Architekturmodell Wohnstrasse © Netze BW / Andreas Martin

Sonnige Aussichten: Ein schlaues Stromnetz für den Schwarzwald

Das Stromnetz der Zukunft soll so flexibel sein wie die Energie aus Wind und Sonne. Mithilfe des Energieforschungsprojekts „flexQgrid“ in Baden-Württemberg wird das herkömmliche Stromnetz deshalb zu einem intelligenten Netz umgebaut.

Eine ländliche Idylle: Wiesen, einzelne Gehöfte, grüne Hügel – auf den ersten Blick deutet in der Gemeinde Freiamt kaum etwas darauf hin, dass die Zukunft unserer Stromnetze hier schon jetzt Realität wird. Doch Freiamt ist etwas Besonderes – ein Netzlabor. In einem Feldtest untersuchen Forscherinnen und Forscher hier unter realen Bedingungen, wie verschiedene Stromerzeugungs- und Speicheranlagen sicher und schnell ans Netz angebunden werden können und was den Menschen dabei wichtig ist.

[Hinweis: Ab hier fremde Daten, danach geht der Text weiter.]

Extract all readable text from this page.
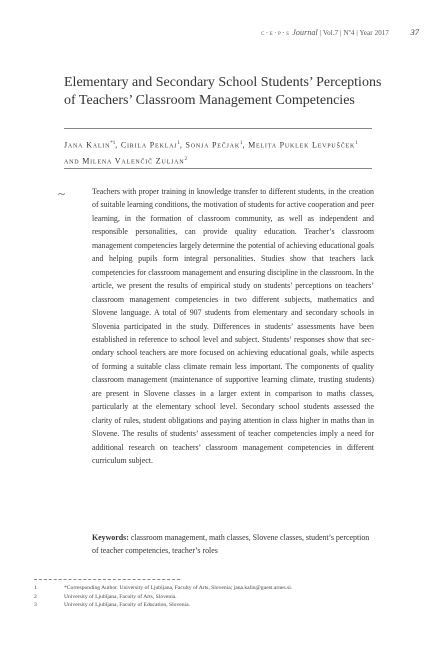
c·e·p·s Journal | Vol.7 | Nº4 | Year 2017	37
Elementary and Secondary School Students’ Perceptions of Teachers’ Classroom Management Competencies
Jana Kalin$^{*1}$, Cirila Peklaj$^1$, Sonja Pečjak$^1$, Melita Puklek Levpušček$^1$
and Milena Valenčič Zuljan$^2$
~	Teachers with proper training in knowledge transfer to different students, in the creation of suitable learning conditions, the motivation of students for active cooperation and peer learning, in the formation of classroom community, as well as independent and responsible personalities, can provide quality education. Teacher’s classroom management competencies largely determine the potential of achieving educational goals and helping pupils form integral personalities. Studies show that teachers lack competencies for classroom management and ensuring discipline in the classroom. In the article, we present the results of empirical study on students’ perceptions on teachers’ classroom management competencies in two different subjects, mathematics and Slovene language. A total of 907 students from elementary and secondary schools in Slovenia participated in the study. Differences in students’ assessments have been established in reference to school level and subject. Students’ responses show that secondary school teachers are more focused on achieving educational goals, while aspects of forming a suitable class climate remain less important. The components of quality classroom management (maintenance of supportive learning climate, trusting students) are present in Slovene classes in a larger extent in comparison to maths classes, particularly at the elementary school level. Secondary school students assessed the clarity of rules, student obligations and paying attention in class higher in maths than in Slovene. The results of students’ assessment of teacher competencies imply a need for additional research on teachers’ classroom management competencies in different curriculum subject.

Keywords: classroom management, math classes, Slovene classes, student’s perception of teacher competencies, teacher’s roles

1	*Corresponding Author. University of Ljubljana, Faculty of Arts, Slovenia; jana.kalin@guest.arnes.si.
2	University of Ljubljana, Faculty of Arts, Slovenia.
3	University of Ljubljana, Faculty of Education, Slovenia.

Der Hintergrund: Um die Energieversorgung von fossilen Energieträgern auf erneuerbare Erzeugungsanlagen umzustellen, muss die Netzinfrastruktur entsprechend angepasst werden. Früher wurde der Strom in großen Kraftwerken produziert und zwar dort, wo der Strom gebraucht wurde. Strom aus erneuerbaren Energiequellen hingegen wird im Allgemeinen dort produziert, wo der Ertrag von Photovoltaik- und Windenenergie-Anlagen besonders hoch ist. Für Windenergie-Parks findet man zum Beispiel in Norddeutschland günstige Bedingungen vor. Dieser Strom muss mittels großer Übertragungsleitungen über längere Entfernungen in den Rest des Landes und insbesondere zu Großverbrauchern wie Industrie und Gewerbe transportiert werden. So liegen große Ballungsgebiete und Verbrauchszentren in West- und Süddeutschland.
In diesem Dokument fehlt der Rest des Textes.